Creating factors for five or ten variables is not so much demanding. Neither is labelling four variables an uphill task. The problem begins when you have well written data dictionary with 1000+ variables and you wish to use it to create the variable labels and create factors from it. This is where this package comes in handy. Assumption is made that you have a data dictionary that you wish to map to a dataset.
You can install this package as so:
# install.packages("devtools")
devtools::install_github("mosesotieno/datalabels")
To create factors and label the variables proceed as follows:
library(datalabels)
## Load the sample data
mydata <- datalabels::sample_data
mydata
#> a1 a2 a3 a4 b1 b2 b3 b4 d1 d2
#> 1 2 65 2 3 1 3 2 1 2 <NA>
#> 2 2 42 2 1 2 <NA> <NA> 1 2 <NA>
#> 3 1 45 1 2 1 2 3 2 1 1 3 4 6
#> 4 1 25 2 3 2 <NA> <NA> 1 1 4 5 6
#> 5 1 52 3 2 1 2 1 1 2 <NA>
## Load the data dictionary
mydictionary <- datalabels::clean_dictionary
mydictionary[, 1:3]
#> question_id label
#> 1 a1 Gender
#> 2 a2 Age
#> 3 a3 Highest level of education
#> 4 a4 Marital status
#> 5 b1 Are you employed?
#> 6 b2 Indicate type of employment
#> 7 b3 How satisfied are you with your employment
#> 8 b4 Do you have a business?
#> 9 d1 Have you ever programmed before?
#> 10 d2 Which of these languages have you used?
#> option_labels
#> 1 Male,Female
#> 2 <NA>
#> 3 Tertiary,Secondary,Primary,None
#> 4 Single,Married,Divorced,Widowed
#> 5 Yes,No
#> 6 Self employed,Government employee,Employed by NGO
#> 7 Very Disatisfied,Disatified,Moderately satisfied,Satisfied,Very Satisfied
#> 8 Yes,No
#> 9 Yes,No
#> 10 R,Python,C++,Ruby,Julia,PHP,Javascript
## Create the factors
mydata <- create_factors(mydata, mydictionary)
str(mydata)
#> tibble [5 x 10] (S3: tbl_df/tbl/data.frame)
#> $ a1: Factor w/ 2 levels "Male","Female": 2 2 1 1 1
#> $ a2: chr [1:5] "65" "42" "45" "25" ...

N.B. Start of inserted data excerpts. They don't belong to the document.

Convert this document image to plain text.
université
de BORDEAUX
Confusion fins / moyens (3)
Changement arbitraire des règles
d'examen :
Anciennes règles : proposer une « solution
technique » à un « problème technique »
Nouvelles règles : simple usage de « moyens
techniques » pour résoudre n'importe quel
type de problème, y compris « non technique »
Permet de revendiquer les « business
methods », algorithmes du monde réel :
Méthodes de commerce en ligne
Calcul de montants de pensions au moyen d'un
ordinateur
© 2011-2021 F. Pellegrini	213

#> $ a3: Factor w/ 4 levels "Tertiary","Secondary",..: 2 2 1 2 3
#> $ a4: Factor w/ 4 levels "Single","Married",..: 3 1 2 3 2
#> $ b1: Factor w/ 2 levels "Yes","No": 1 2 1 2 1
#> $ b2: Factor w/ 3 levels "Self employed",..: 3 NA 2 NA 2
#> $ b3: Factor w/ 5 levels "Very Disatisfied",..: 2 NA 3 NA 1
#> $ b4: Factor w/ 2 levels "Yes","No": 1 1 2 1 1
#> $ d1: Factor w/ 2 levels "Yes","No": 2 2 1 1 2
#> $ d2: chr [1:5] NA NA "1 3 4 6" "4 5 6" ...
## Label the variables
mydata <- create_labels(mydata, mydictionary)
str(mydata)
#> tibble [5 x 10] (S3: tbl_df/tbl/data.frame)
#> $ a1: Factor w/ 2 levels "Male","Female": 2 2 1 1 1
#> ..- attr(*, "label")= chr "Gender"
#> $ a2: chr [1:5] "65" "42" "45" "25" ...
#> ..- attr(*, "label")= chr "Age"
#> $ a3: Factor w/ 4 levels "Tertiary","Secondary",..: 2 2 1 2 3
#> ..- attr(*, "label")= chr "Highest level of education"
#> $ a4: Factor w/ 4 levels "Single","Married",..: 3 1 2 3 2
#> ..- attr(*, "label")= chr "Marital status"
#> $ b1: Factor w/ 2 levels "Yes","No": 1 2 1 2 1
#> ..- attr(*, "label")= chr "Are you employed?"
#> $ b2: Factor w/ 3 levels "Self employed",..: 3 NA 2 NA 2
#> ..- attr(*, "label")= chr "Indicate type of employment"
#> $ b3: Factor w/ 5 levels "Very Disatisfied",..: 2 NA 3 NA 1
#> ..- attr(*, "label")= chr "How satisfied are you with your employment"
#> $ b4: Factor w/ 2 levels "Yes","No": 1 1 2 1 1
#> ..- attr(*, "label")= chr "Do you have a business?"
#> $ d1: Factor w/ 2 levels "Yes","No": 2 2 1 1 2
#> ..- attr(*, "label")= chr "Have you ever programmed before?"
#> $ d2: chr [1:5] NA NA "1 3 4 6" "4 5 6" ...
#> ..- attr(*, "label")= chr "Which of these languages have you used?"
## The dataset has been properly labelled